É certo que estamos numa socie­dade que ainda comporta o ateu, êsse que, como diz Ramalho, “é um filho que se cansa a convencer-se que não tem pai”. Vemos a rapariga portuguesa, na judiciosa observação de Eça, formando a sua educação moral no decorar palavras mortas, “cujo sentido lhe é tão estranho como uma língua ignorada”. Vemos sinceros Quixotes esgrimindo com moinhos de rotina, quando junto dêles há Fé que transporta os montes. E é dêste cadinho que terá de surgir um novo Portugal. E surgirá!

Passou o pesadelo da Grande Guerra e tivemos logo a apoteose da traves­sia aérea do Atlântico. Portugal vive; Portugal perdura. Pônhamos o pro­blema: O Cristianismo não fechou o seu ciclo. Portugal carece dum ideal nacional. Esse ideal tem de estar den­tro do Cristianismo. Esse Cristianismo tem de ser nacional. O Evangelismo é uma crise curativa do Cristianismo Tradicional. É uma obra de reforma que não terminou o seu ciclo e que já na nossa terra encontrou a sua fór­mula de ética peculiar. Essa fórmula está na difusão do mais humano e do único divino de todos os livros, aquele de que diz Tolstoi no livro “Os Dezembristas”, infelizmente desconhe­cido na nossa língua:

«Não há um livro como a Bíblia, para descobrir à criança êste novo mundo e prendê-la ao amor e ao de­sejo de saber… Não conheço livro algum que dê duma forma tão com­pacta e poética todas as fases do pen­samento humano…Repito que sem a Bíblia a educação da criança, no esta­do actual da sociedade, é impossível”.

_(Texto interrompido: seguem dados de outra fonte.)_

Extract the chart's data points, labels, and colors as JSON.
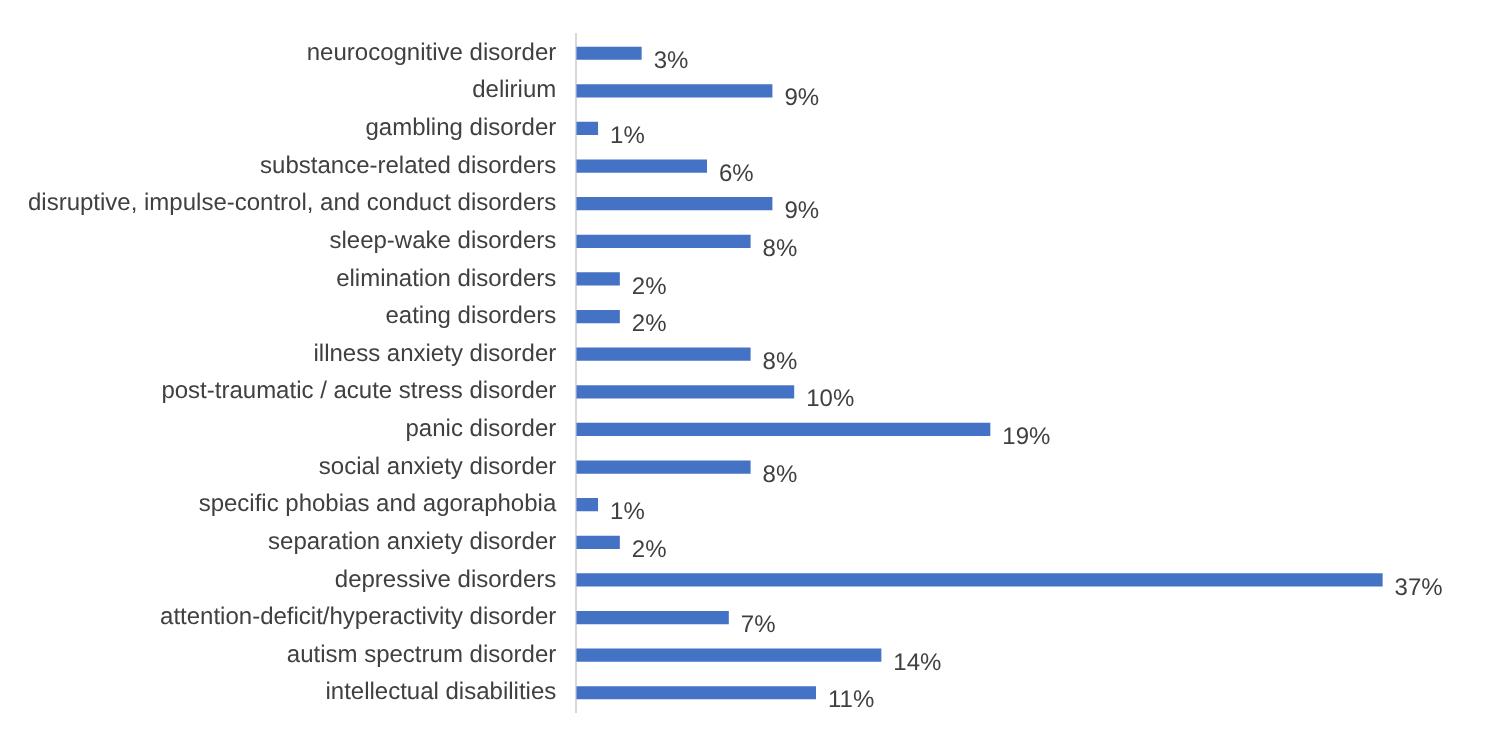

Vêde, Jovens, que programa vasto e profundo! Evangelizar a Criança, evangelizar a Mulher, evangelizar o Povo, evangelizar o pensamento e a acção, a literatura e o coração vazio de Deus! E também evangelizar as colónias, pois a Soberania, segundo o direito moderno, é não só regalia mas compromisso.

Mãos a Obra, jovens!

Necessitamos de manter o nosso moral também, nesta luta amorosa e construtiva. Representando uma cor­rente interpretadora dêsse Cristia­nismo que em tão grande medida con­correu para a formação da nossa Pá­tria, desejosos do estabelecimento dum cristianismo sem peias estranhas nem exotismo de expressão, precisamos de preparar o nosso programa mínimo de respeitosa reivindicação e de cola­boração leal, programa bem português, dito em português e a portugueses.

Um dos heróis da Reforma Alemã chamava-se Oecolampadio, que quer dizer “lâmpadas de casa”. Irmãos e amigos, somos já em Portugal “lâm­padas de casa”; em nossos corações não arde fogo estranho, mas o fogo santo do amor a Deus e à Pátria: ao Deus Eterno e Infinito, expresso num culto feito na língua suáve e doce das nossas Mães, à Pátria que é feita dos que passaram, deixando um nobre exemplo, e dos que vivem e sofrem o dia de hoje, aos quais queremos ajudar a ser tão nobres como os que passaram e mais esclarecidos do que eles. Viva Portugal!

Eduardo MOREIRA
«Discurso pronunciado pelo eminente escritor e orador sr. Eduardo Moreira, no Culto Comemorativo do 9 de Abril»
Portugal Novo, 15 de Abril de 1928, Ano I n.º 5, p. 1.